Discover the Okinawa Diet

Japan's Okinawans are known for their longevity, attributed to their Okinawan style diet.

The July issue of Modern Mom magazine's "Wellbeing & Health" column explores how people can eat to live longer. It is as follows:

 

  1. Okinawans have a catchphrase that emphasizes the importance of “eating food as medicine” and being mindful of how much is consumed.
  2. They strive to have a balanced diet, including carbohydrates, fats, and proteins in each meal.
  3. They practice Harahashibu, which is eating until 4/5 full or about 1,800 kcal per day (compared to Westerners consuming 2,500 kcal per day).
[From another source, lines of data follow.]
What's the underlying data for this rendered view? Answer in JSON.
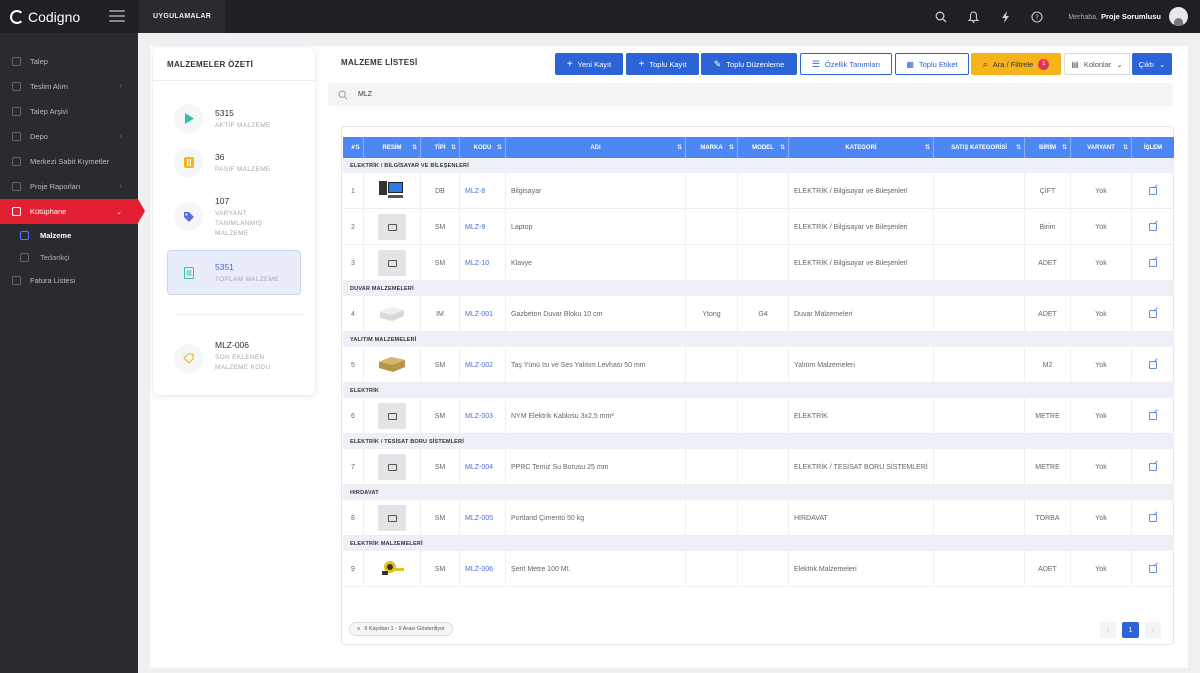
{
  "app": {
    "brand": "Codigno",
    "top_menu": "UYGULAMALAR",
    "greeting": "Merhaba,",
    "user": "Proje Sorumlusu"
  },
  "sidebar": {
    "items": [
      {
        "label": "Talep",
        "has_chevron": false
      },
      {
        "label": "Teslim Alım",
        "has_chevron": true
      },
      {
        "label": "Talep Arşivi",
        "has_chevron": false
      },
      {
        "label": "Depo",
        "has_chevron": true
      },
      {
        "label": "Merkezi Sabit Kıymetler",
        "has_chevron": false
      },
      {
        "label": "Proje Raporları",
        "has_chevron": true
      },
      {
        "label": "Kütüphane",
        "has_chevron": true,
        "active": true
      }
    ],
    "sub_items": [
      {
        "label": "Malzeme",
        "active": true
      },
      {
        "label": "Tedarikçi"
      }
    ],
    "extra": [
      {
        "label": "Fatura Listesi"
      }
    ]
  },
  "summary": {
    "title": "MALZEMELER ÖZETİ",
    "items": [
      {
        "value": "5315",
        "label": "AKTİF MALZEME",
        "icon": "play-icon",
        "color": "#2fc1a7"
      },
      {
        "value": "36",
        "label": "PASİF MALZEME",
        "icon": "pause-icon",
        "color": "#f5b31c"
      },
      {
        "value": "107",
        "label": "VARYANT TANIMLANMIŞ MALZEME",
        "icon": "tag-icon",
        "color": "#5a6fd8"
      },
      {
        "value": "5351",
        "label": "TOPLAM MALZEME",
        "icon": "document-icon",
        "color": "#2fc1a7"
      },
      {
        "value": "MLZ-006",
        "label": "SON EKLENEN MALZEME KODU",
        "icon": "label-icon",
        "color": "#f5b31c"
      }
    ]
  },
  "list": {
    "title": "MALZEME LİSTESİ",
    "buttons": {
      "new": "Yeni Kayıt",
      "bulk": "Toplu Kayıt",
      "bulk_edit": "Toplu Düzenleme",
      "props": "Özellik Tanımları",
      "bulk_label": "Toplu Etiket",
      "filter": "Ara / Filtrele",
      "filter_count": "1",
      "columns": "Kolonlar",
      "output": "Çıktı"
    },
    "search_value": "MLZ",
    "columns": [
      "#",
      "RESİM",
      "TİPİ",
      "KODU",
      "ADI",
      "MARKA",
      "MODEL",
      "KATEGORİ",
      "SATIŞ KATEGORİSİ",
      "BİRİM",
      "VARYANT",
      "İŞLEM"
    ],
    "groups": [
      "ELEKTRİK / BİLGİSAYAR VE BİLEŞENLERİ",
      "DUVAR MALZEMELERİ",
      "YALITIM MALZEMELERİ",
      "ELEKTRİK",
      "ELEKTRİK / TESİSAT BORU SİSTEMLERİ",
      "HIRDAVAT",
      "ELEKTRİK MALZEMELERİ"
    ],
    "rows": [
      {
        "no": "1",
        "type": "DB",
        "code": "MLZ-8",
        "name": "Bilgisayar",
        "brand": "",
        "model": "",
        "category": "ELEKTRİK / Bilgisayar ve Bileşenleri",
        "unit": "ÇİFT",
        "variant": "Yok",
        "image": "computer"
      },
      {
        "no": "2",
        "type": "SM",
        "code": "MLZ-9",
        "name": "Laptop",
        "brand": "",
        "model": "",
        "category": "ELEKTRİK / Bilgisayar ve Bileşenleri",
        "unit": "Birim",
        "variant": "Yok",
        "image": "placeholder"
      },
      {
        "no": "3",
        "type": "SM",
        "code": "MLZ-10",
        "name": "Klavye",
        "brand": "",
        "model": "",
        "category": "ELEKTRİK / Bilgisayar ve Bileşenleri",
        "unit": "ADET",
        "variant": "Yok",
        "image": "placeholder"
      },
      {
        "no": "4",
        "type": "IM",
        "code": "MLZ-001",
        "name": "Gazbeton Duvar Bloku 10 cm",
        "brand": "Ytong",
        "model": "G4",
        "category": "Duvar Malzemeleri",
        "unit": "ADET",
        "variant": "Yok",
        "image": "block"
      },
      {
        "no": "5",
        "type": "SM",
        "code": "MLZ-002",
        "name": "Taş Yünü Isı ve Ses Yalıtım Levhası 50 mm",
        "brand": "",
        "model": "",
        "category": "Yalıtım Malzemeleri",
        "unit": "M2",
        "variant": "Yok",
        "image": "insulation"
      },
      {
        "no": "6",
        "type": "SM",
        "code": "MLZ-003",
        "name": "NYM Elektrik Kablosu 3x2,5 mm²",
        "brand": "",
        "model": "",
        "category": "ELEKTRİK",
        "unit": "METRE",
        "variant": "Yok",
        "image": "placeholder"
      },
      {
        "no": "7",
        "type": "SM",
        "code": "MLZ-004",
        "name": "PPRC Temiz Su Borusu 25 mm",
        "brand": "",
        "model": "",
        "category": "ELEKTRİK / TESİSAT BORU SİSTEMLERİ",
        "unit": "METRE",
        "variant": "Yok",
        "image": "placeholder"
      },
      {
        "no": "8",
        "type": "SM",
        "code": "MLZ-005",
        "name": "Portland Çimento 50 kg",
        "brand": "",
        "model": "",
        "category": "HIRDAVAT",
        "unit": "TORBA",
        "variant": "Yok",
        "image": "placeholder"
      },
      {
        "no": "9",
        "type": "SM",
        "code": "MLZ-006",
        "name": "Şerit Metre 100 Mt.",
        "brand": "",
        "model": "",
        "category": "Elektrik Malzemeleri",
        "unit": "ADET",
        "variant": "Yok",
        "image": "tape"
      }
    ],
    "footer_info": "9 Kayıttan 1 - 9 Arası Gösteriliyor",
    "pagination": {
      "prev": "‹",
      "current": "1",
      "next": "›"
    }
  }
}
This helps to avoid overworking the digestive system.
  4. Okinawans eat each bite of rice slowly, chewing it for a long time to enhance the flavor and prevent overeating.
  5. Rather than striving to lose weight, it is recommended to reduce fat intake in order to keep the body strong and energized.
  6. The Okinawan diet is high in vitamin E, which is beneficial to the brain and helps to reduce the risk of diabetes and Alzheimer's disease.
  7. Okinawan cuisine is renowned for its health benefits, with each meal containing seven vegetables and herbs such as turmeric, mint, sesame, chili, and pepper.
  8. To further promote good health, Okinawans consume less than three teaspoons of salt per day, which helps to lower their risk of high blood pressure.
  9. Okinawans also traditionally eat miso before each meal, which increases the space in their stomach and helps them feel fuller with smaller portions.